Introspection with classes

Kirk McDonald mooquack at suad.org
Tue Jan 31 14:00:59 CET 2006


Me again! Same project as before, if you're playing along at home.

The Everything Engine model (which I am blatantly copying in my project) 
is that everything in the engine is a 'node,' and that every node can be 
stored to and read from the database. Since this is the backend for a 
website, minimizing hits on the database is a worthy goal. Thus, it is 
paramount that reading in any given subclass of the base 'Node' class 
take (optimally) one query. (A simple, yet fairly simple-minded design 
-- and my first stab at the problem -- would be to have each subclass 
read in its own data after calling its parent's -- or parents'! -- read 
method(s). This has the disadvantage of cluttering a lot of code with 
database queries and making it quite difficult to create new subclasses.)

Here's a rough sketch of what I'm doing at the moment. I've invested 
enough time into it at this point that I've totally lost track of 
whether it's a good idea, and I would please like someone to tell me.

Every node has certain attributes. In this outline, let's say these are 
the node's unique id number, its title, and the id number of its owner.

class Node:
     dbInfo = { 'title'    : ['node', 'title',    ""]
                'owner_id' : ['node', 'owner_id', None] }

     def __init__(self):
         self.default()

     def default(self):
         self.node_id = None
         for k, v in self.dbInfo.items():
             setattr(self, k, v[2])

     def read(self, db, node_id):
         # construct a database query from the table/column info in
         # dbInfo

     def commit(self, db):
         # write the current values to the db

     def insert(self, db):
         # insert a new node using the current values

     def nuke(self, db):
         # remove the node from the db, then:
         self.default()

So, simple enough. (The real version has signifigantly more stuff going 
on, as well as a permission system, but I have elided these for the sake 
of clarity.) By doing that dance with dbInfo, I can easily subclass Node.

Say we want a new node that holds some text. We just need to add a new 
attribute like so:

class Document(Node):
     dbInfo = {}
     dbInfo.update(Node.dbInfo)
     dbInfo['content'] = ['docs', 'text', ""]

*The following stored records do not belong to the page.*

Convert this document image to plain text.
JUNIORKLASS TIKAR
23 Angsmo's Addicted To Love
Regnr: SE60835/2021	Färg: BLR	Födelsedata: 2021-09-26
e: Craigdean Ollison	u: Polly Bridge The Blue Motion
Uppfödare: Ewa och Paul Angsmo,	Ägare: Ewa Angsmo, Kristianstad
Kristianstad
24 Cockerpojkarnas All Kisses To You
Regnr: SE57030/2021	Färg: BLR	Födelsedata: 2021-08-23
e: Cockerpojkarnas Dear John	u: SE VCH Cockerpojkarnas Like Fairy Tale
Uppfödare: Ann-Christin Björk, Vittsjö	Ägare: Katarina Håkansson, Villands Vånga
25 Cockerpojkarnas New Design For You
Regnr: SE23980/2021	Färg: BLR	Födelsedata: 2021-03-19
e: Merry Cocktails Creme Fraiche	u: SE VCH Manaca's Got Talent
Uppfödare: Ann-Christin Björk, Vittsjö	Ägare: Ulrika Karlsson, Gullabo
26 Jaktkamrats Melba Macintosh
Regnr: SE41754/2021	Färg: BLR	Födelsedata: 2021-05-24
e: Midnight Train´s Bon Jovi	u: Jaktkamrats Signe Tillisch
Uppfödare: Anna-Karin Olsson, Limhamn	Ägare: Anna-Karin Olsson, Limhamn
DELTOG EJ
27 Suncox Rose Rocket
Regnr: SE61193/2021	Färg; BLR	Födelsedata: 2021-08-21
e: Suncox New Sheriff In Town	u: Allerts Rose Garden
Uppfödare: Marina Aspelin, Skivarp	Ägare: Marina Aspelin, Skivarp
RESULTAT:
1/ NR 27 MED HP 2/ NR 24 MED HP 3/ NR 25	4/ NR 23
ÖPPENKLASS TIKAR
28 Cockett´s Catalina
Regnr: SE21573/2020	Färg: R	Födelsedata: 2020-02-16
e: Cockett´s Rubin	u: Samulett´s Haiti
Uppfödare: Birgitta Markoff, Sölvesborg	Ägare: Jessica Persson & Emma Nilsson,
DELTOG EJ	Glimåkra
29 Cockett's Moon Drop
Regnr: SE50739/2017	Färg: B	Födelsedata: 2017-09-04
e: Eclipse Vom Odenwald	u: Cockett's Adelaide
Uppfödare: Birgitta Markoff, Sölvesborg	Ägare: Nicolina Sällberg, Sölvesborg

... and that's it. That's the whole Document class. (Well, the real 
version has a render method that takes the content, parses it in 
interesting ways, and writes it to the client, but that's simple, too.) 
The shortness of this class is why this strikes me as a good idea.

The other advantage is I can make use of multiple inheritance. First, 
say we have a class that just holds a dictionary:

class DictNode(Node):
     dbInfo = {}
     dbInfo.update(Node.dbInfo)
     dbInfo['stuff'] = ['dictnode', 'dict', {}]

(Assume a mechanism is provided to automatically pickle the dictionary, 
which there is.)

Now say I want a nodetype that's just a document with a dictionary 
attached. This is almost exactly how the User class is implemented: the 
document holds the user's "homenode," which is just a brief bio or 
whatever the user wants to put in there, and the dictionary holds the 
user's settings. They snap together like Legos. It looks just like this:

class User(Document, DictNode):
     dbInfo = {}
     dbInfo.update(Document.dbInfo)
     dbInfo.update(DictNode.dbInfo)

If the User class wanted its own attributes (say, a password), they 
would just get added to the end.

This is my third stab at the problem (the first was mentioned above, the 
second was basically the same as this but dbInfo was an instance 
variable instead of a class variable which, uh, was sort of dumb).

Coming from C++, I'm still wrapping my brain around Python's 
introspection abilties. Can I generalize this more? Am I missing some 
idiom or language feature that would benefit me? Where's my time machine?